Il pagellone di Sanremo: da Amadeus alle poltrone vuote, i voti da 0 a 10 e lode al Festival più difficile
di Marco Castoro

Il pagellone di Sanremo: da Amadeus alle poltrone vuote, i voti da 0 a 10 e lode al Festival più difficile

10 LODE 

 


All’abbraccio tra Amadeus e l’amico Fiorello, mentre i Maneskin festeggiavano la vittoria. Quello che, dopo un anno terribile, vorremmo tutti.

 


10


AMADEUS-ORCHESTRA
Il direttore artistico ci ha messo il cuore e la faccia.
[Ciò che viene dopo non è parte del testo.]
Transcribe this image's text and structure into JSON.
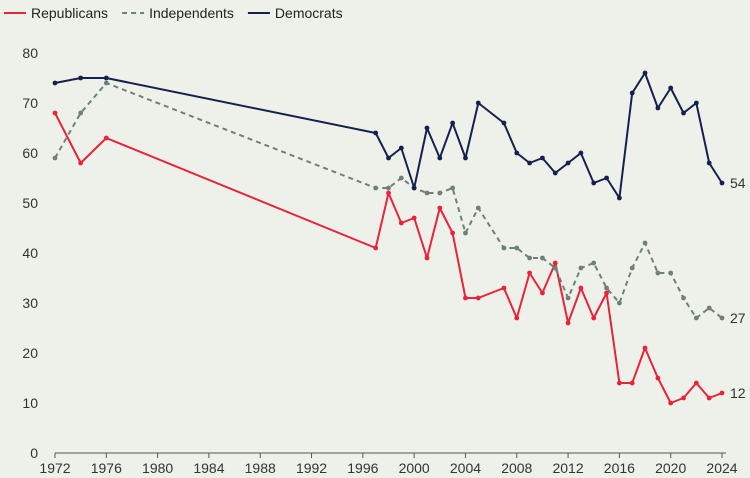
{
  "chart_data": {
    "type": "line",
    "title": "",
    "xlabel": "",
    "ylabel": "",
    "xlim": [
      1972,
      2024
    ],
    "ylim": [
      0,
      80
    ],
    "x_ticks": [
      1972,
      1976,
      1980,
      1984,
      1988,
      1992,
      1996,
      2000,
      2004,
      2008,
      2012,
      2016,
      2020,
      2024
    ],
    "y_ticks": [
      0,
      10,
      20,
      30,
      40,
      50,
      60,
      70,
      80
    ],
    "grid": false,
    "legend": "top-left",
    "series": [
      {
        "name": "Republicans",
        "color": "#e8233a",
        "dash": "solid",
        "end_label": "12",
        "x": [
          1972,
          1974,
          1976,
          1997,
          1998,
          1999,
          2000,
          2001,
          2002,
          2003,
          2004,
          2005,
          2007,
          2008,
          2009,
          2010,
          2011,
          2012,
          2013,
          2014,
          2015,
          2016,
          2017,
          2018,
          2019,
          2020,
          2021,
          2022,
          2023,
          2024
        ],
        "values": [
          68,
          58,
          63,
          41,
          52,
          46,
          47,
          39,
          49,
          44,
          31,
          31,
          33,
          27,
          36,
          32,
          38,
          26,
          33,
          27,
          32,
          14,
          14,
          21,
          15,
          10,
          11,
          14,
          11,
          12
        ]
      },
      {
        "name": "Independents",
        "color": "#6d8079",
        "dash": "dashed",
        "end_label": "27",
        "x": [
          1972,
          1974,
          1976,
          1997,
          1998,
          1999,
          2000,
          2001,
          2002,
          2003,
          2004,
          2005,
          2007,
          2008,
          2009,
          2010,
          2011,
          2012,
          2013,
          2014,
          2015,
          2016,
          2017,
          2018,
          2019,
          2020,
          2021,
          2022,
          2023,
          2024
        ],
        "values": [
          59,
          68,
          74,
          53,
          53,
          55,
          53,
          52,
          52,
          53,
          44,
          49,
          41,
          41,
          39,
          39,
          37,
          31,
          37,
          38,
          33,
          30,
          37,
          42,
          36,
          36,
          31,
          27,
          29,
          27
        ]
      },
      {
        "name": "Democrats",
        "color": "#16204f",
        "dash": "solid",
        "end_label": "54",
        "x": [
          1972,
          1974,
          1976,
          1997,
          1998,
          1999,
          2000,
          2001,
          2002,
          2003,
          2004,
          2005,
          2007,
          2008,
          2009,
          2010,
          2011,
          2012,
          2013,
          2014,
          2015,
          2016,
          2017,
          2018,
          2019,
          2020,
          2021,
          2022,
          2023,
          2024
        ],
        "values": [
          74,
          75,
          75,
          64,
          59,
          61,
          53,
          65,
          59,
          66,
          59,
          70,
          66,
          60,
          58,
          59,
          56,
          58,
          60,
          54,
          55,
          51,
          72,
          76,
          69,
          73,
          68,
          70,
          58,
          54
        ]
      }
    ]
  }
}
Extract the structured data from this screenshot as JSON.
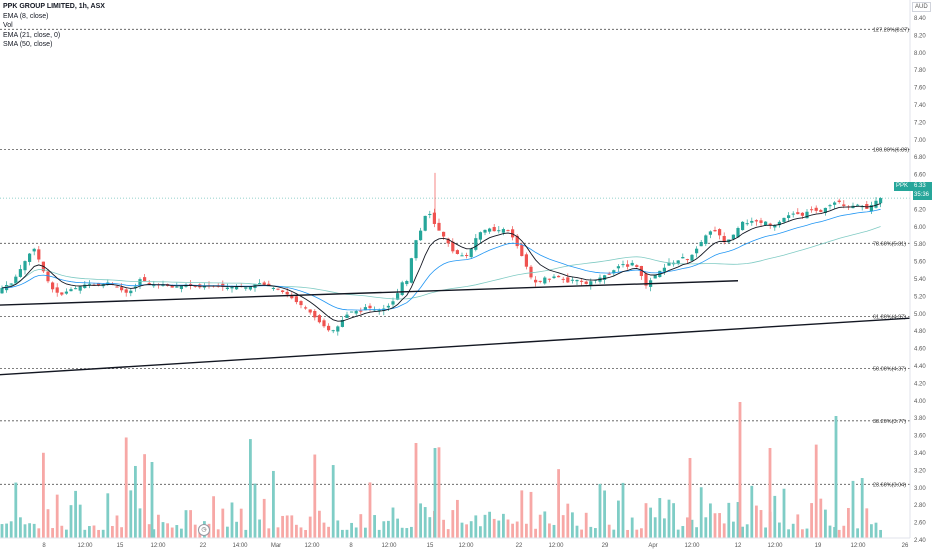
{
  "legend": {
    "title": "PPK GROUP LIMITED, 1h, ASX",
    "ind1": "EMA (8, close)",
    "ind2": "Vol",
    "ind3": "EMA (21, close, 0)",
    "ind4": "SMA (50, close)"
  },
  "currency": "AUD",
  "current": {
    "symbol": "PPK",
    "price": "6.33",
    "countdown": "35:36"
  },
  "timezone_icon": "clock-icon",
  "colors": {
    "up": "#26a69a",
    "down": "#ef5350",
    "ema8": "#131722",
    "ema21": "#2196f3",
    "sma50": "#80cbc4",
    "vol_up": "#7fcdc6",
    "vol_down": "#f7a8a6"
  },
  "chart_data": {
    "type": "candlestick",
    "price_range": [
      2.2,
      8.4
    ],
    "y_ticks": [
      "8.40",
      "8.20",
      "8.00",
      "7.80",
      "7.60",
      "7.40",
      "7.20",
      "7.00",
      "6.80",
      "6.60",
      "6.40",
      "6.20",
      "6.00",
      "5.80",
      "5.60",
      "5.40",
      "5.20",
      "5.00",
      "4.80",
      "4.60",
      "4.40",
      "4.20",
      "4.00",
      "3.80",
      "3.60",
      "3.40",
      "3.20",
      "3.00",
      "2.80",
      "2.60",
      "2.40"
    ],
    "x_ticks": [
      "8",
      "12:00",
      "15",
      "12:00",
      "22",
      "14:00",
      "Mar",
      "12:00",
      "8",
      "12:00",
      "15",
      "12:00",
      "22",
      "12:00",
      "29",
      "Apr",
      "12:00",
      "12",
      "12:00",
      "19",
      "12:00",
      "26"
    ],
    "fib_levels": [
      {
        "label": "127.20%(8.27)",
        "value": 8.27
      },
      {
        "label": "100.00%(6.89)",
        "value": 6.89
      },
      {
        "label": "78.60%(5.81)",
        "value": 5.81
      },
      {
        "label": "61.80%(4.97)",
        "value": 4.97
      },
      {
        "label": "50.00%(4.37)",
        "value": 4.37
      },
      {
        "label": "38.20%(3.77)",
        "value": 3.77
      },
      {
        "label": "23.60%(3.04)",
        "value": 3.04
      }
    ],
    "price_anchors": [
      [
        0,
        5.24
      ],
      [
        6,
        5.32
      ],
      [
        14,
        5.35
      ],
      [
        22,
        5.5
      ],
      [
        30,
        5.66
      ],
      [
        36,
        5.76
      ],
      [
        42,
        5.6
      ],
      [
        48,
        5.42
      ],
      [
        56,
        5.26
      ],
      [
        64,
        5.22
      ],
      [
        72,
        5.28
      ],
      [
        80,
        5.3
      ],
      [
        90,
        5.35
      ],
      [
        100,
        5.32
      ],
      [
        110,
        5.36
      ],
      [
        120,
        5.3
      ],
      [
        128,
        5.24
      ],
      [
        136,
        5.28
      ],
      [
        142,
        5.4
      ],
      [
        150,
        5.36
      ],
      [
        158,
        5.32
      ],
      [
        166,
        5.34
      ],
      [
        174,
        5.3
      ],
      [
        182,
        5.32
      ],
      [
        190,
        5.34
      ],
      [
        200,
        5.3
      ],
      [
        210,
        5.32
      ],
      [
        220,
        5.32
      ],
      [
        230,
        5.3
      ],
      [
        240,
        5.32
      ],
      [
        250,
        5.3
      ],
      [
        260,
        5.36
      ],
      [
        270,
        5.32
      ],
      [
        280,
        5.28
      ],
      [
        290,
        5.22
      ],
      [
        298,
        5.14
      ],
      [
        306,
        5.08
      ],
      [
        314,
        5.0
      ],
      [
        320,
        4.92
      ],
      [
        326,
        4.86
      ],
      [
        332,
        4.8
      ],
      [
        338,
        4.82
      ],
      [
        344,
        4.92
      ],
      [
        350,
        5.0
      ],
      [
        356,
        5.04
      ],
      [
        362,
        5.02
      ],
      [
        368,
        5.08
      ],
      [
        374,
        5.06
      ],
      [
        380,
        5.04
      ],
      [
        386,
        5.06
      ],
      [
        392,
        5.1
      ],
      [
        398,
        5.18
      ],
      [
        404,
        5.36
      ],
      [
        410,
        5.38
      ],
      [
        416,
        5.8
      ],
      [
        422,
        5.92
      ],
      [
        426,
        6.08
      ],
      [
        430,
        6.2
      ],
      [
        434,
        6.1
      ],
      [
        438,
        6.0
      ],
      [
        444,
        5.92
      ],
      [
        450,
        5.82
      ],
      [
        456,
        5.7
      ],
      [
        462,
        5.68
      ],
      [
        468,
        5.66
      ],
      [
        474,
        5.76
      ],
      [
        480,
        5.92
      ],
      [
        486,
        5.96
      ],
      [
        492,
        5.98
      ],
      [
        498,
        5.94
      ],
      [
        504,
        5.98
      ],
      [
        510,
        5.96
      ],
      [
        516,
        5.86
      ],
      [
        522,
        5.72
      ],
      [
        528,
        5.56
      ],
      [
        534,
        5.4
      ],
      [
        540,
        5.34
      ],
      [
        546,
        5.42
      ],
      [
        552,
        5.4
      ],
      [
        558,
        5.44
      ],
      [
        564,
        5.4
      ],
      [
        570,
        5.36
      ],
      [
        576,
        5.4
      ],
      [
        582,
        5.38
      ],
      [
        588,
        5.34
      ],
      [
        594,
        5.38
      ],
      [
        600,
        5.4
      ],
      [
        606,
        5.44
      ],
      [
        612,
        5.46
      ],
      [
        618,
        5.52
      ],
      [
        624,
        5.58
      ],
      [
        630,
        5.54
      ],
      [
        636,
        5.6
      ],
      [
        642,
        5.48
      ],
      [
        648,
        5.32
      ],
      [
        654,
        5.4
      ],
      [
        660,
        5.48
      ],
      [
        666,
        5.52
      ],
      [
        672,
        5.6
      ],
      [
        678,
        5.58
      ],
      [
        684,
        5.66
      ],
      [
        690,
        5.62
      ],
      [
        696,
        5.7
      ],
      [
        702,
        5.8
      ],
      [
        708,
        5.9
      ],
      [
        714,
        5.96
      ],
      [
        720,
        5.94
      ],
      [
        726,
        5.82
      ],
      [
        732,
        5.86
      ],
      [
        738,
        5.94
      ],
      [
        744,
        6.06
      ],
      [
        750,
        6.04
      ],
      [
        756,
        6.08
      ],
      [
        762,
        6.04
      ],
      [
        768,
        6.06
      ],
      [
        774,
        6.0
      ],
      [
        780,
        6.04
      ],
      [
        786,
        6.1
      ],
      [
        792,
        6.14
      ],
      [
        798,
        6.16
      ],
      [
        804,
        6.12
      ],
      [
        810,
        6.18
      ],
      [
        816,
        6.2
      ],
      [
        822,
        6.16
      ],
      [
        828,
        6.22
      ],
      [
        834,
        6.26
      ],
      [
        840,
        6.3
      ],
      [
        846,
        6.24
      ],
      [
        852,
        6.22
      ],
      [
        858,
        6.26
      ],
      [
        864,
        6.24
      ],
      [
        870,
        6.2
      ],
      [
        876,
        6.28
      ],
      [
        882,
        6.33
      ]
    ],
    "trendlines": [
      {
        "from": [
          0,
          5.1
        ],
        "to": [
          738,
          5.38
        ]
      },
      {
        "from": [
          0,
          4.3
        ],
        "to": [
          910,
          4.95
        ]
      }
    ]
  }
}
In un contesto tutt’altro che facile. Un esempio di professionalità. Ha portato a termine una missione che vale la medaglia d’oro. Standing ovation all’orchestra che ha suonato con la mascherina e ha fatto sentire il calore del pubblico.

 


 


COLETTA e TUTTA LA RAI
Hanno avuto coraggio, ce l’hanno messa tutta. Tutti. Un po’ meno l’ad Salini: un leader difende le scelte e ci mette la faccia. Non solo quando vanno bene le cose come lo scorso anno. Poi ieri si è riscattato chiedendo ad Ama il triplete. Complimenti al direttore di Rai1, a RaiPlay e Radio2. Meno al cappotto del mitico ufficio stampa Rai Dante Fabiani che, come ha ricordato Amadeus, è lo stesso da 38 Sanremo.

 



ACHILLE LAURO
Sperimentazione, arte a 360 gradi. Grande performer con trovate originali come il bacio Santamaria-Barra e il monologo di Monica Guerritore. Geniale l’utilizzo delle voci di chi lo ha attaccato.

 



FIORELLO e MATILDA DE ANGELIS
Come artista e showman meriterebbe 10. Per le sue cadute di stile 4. Canta, fa ridere, presenta. Ma la gufata (mascherata da gag) a chi farà il prossimo Sanremo è imperdonabile. Nel mondo dello spettacolo sono tutti senza parole. Ha fatto arrabbiare perfino il vescovo. Piacevole sorpresa invece Matilda De Angelis.

 


 


BIG DELLA CANZONE
Laura Pausini, Bertè, Ornella Vanoni, Umberto Tozzi, Fausto Leali, Riccardo Fogli, Enzo Avitabile, Il Volo, Negramaro ma anche il Sanremo di ritorno con i vincitori recenti Diodato, Gabbani e Mahmood che hanno emozionato il pubblico over.

 


5


IBRAHIMOVIC
In campo non lo ferma nessuno. Sul palco zoppica. Ma ci ha provato. Il monologo e il racconto del centauro (in conferenza stampa) le perle. Ma forse non gli hanno dato il ruolo giusto. Standing ovation per aver devoluto il compenso in beneficenza.

 



VITTORIA CERETTI
Top Model, bella è bella. Ma cosa ha dato a questo Festival? Sul palco è sembrata una mummia. Ha steccato l’esordio, emozionatissima e senza fiato. Sui social hanno rimpianto Elodie che la sera precedente è stata più brava.

 


 


SERATE TROPPO LUNGHE

Sono un po’ causa del calo di ascolti. Chi ha fatto la facile equazione: coprifuoco=boom ascolti non ha capito che la pandemia ha stravolto le persone, le loro abitudini, le vite familiari. Non è più l’Italia dello scorso anno. Però 26 cantanti in gara sono troppi.

 


 


POLITICALLY CORRECT

Ormai ogni parola, ogni aggettivo (anche ironico) sono diventati tema di polemiche. Non si può dire più nulla, neanche per scherzo. Così non ci si diverte più. Stanno uccidendo la satira e lo sfottò.

 



SPOT SULLA LIGURIA

Autorete clamorosa nel primo spot sulla Liguria. I creativi sono stati bacchettati in diretta da Amadeus per aver detto nello spot che al Festival dopo tre canzoni dormono tutti.

 

 


POLTRONE VUOTE
Non le vogliamo più rivedere. Speriamo che la pandemia finisca, ma anche la scelta del governo di trattare Sanremo come un teatro e non come uno studio televisivo è stata un massacro. Forse, viste le circostanze, riempire la platea con i figuranti non avrebbe stonato.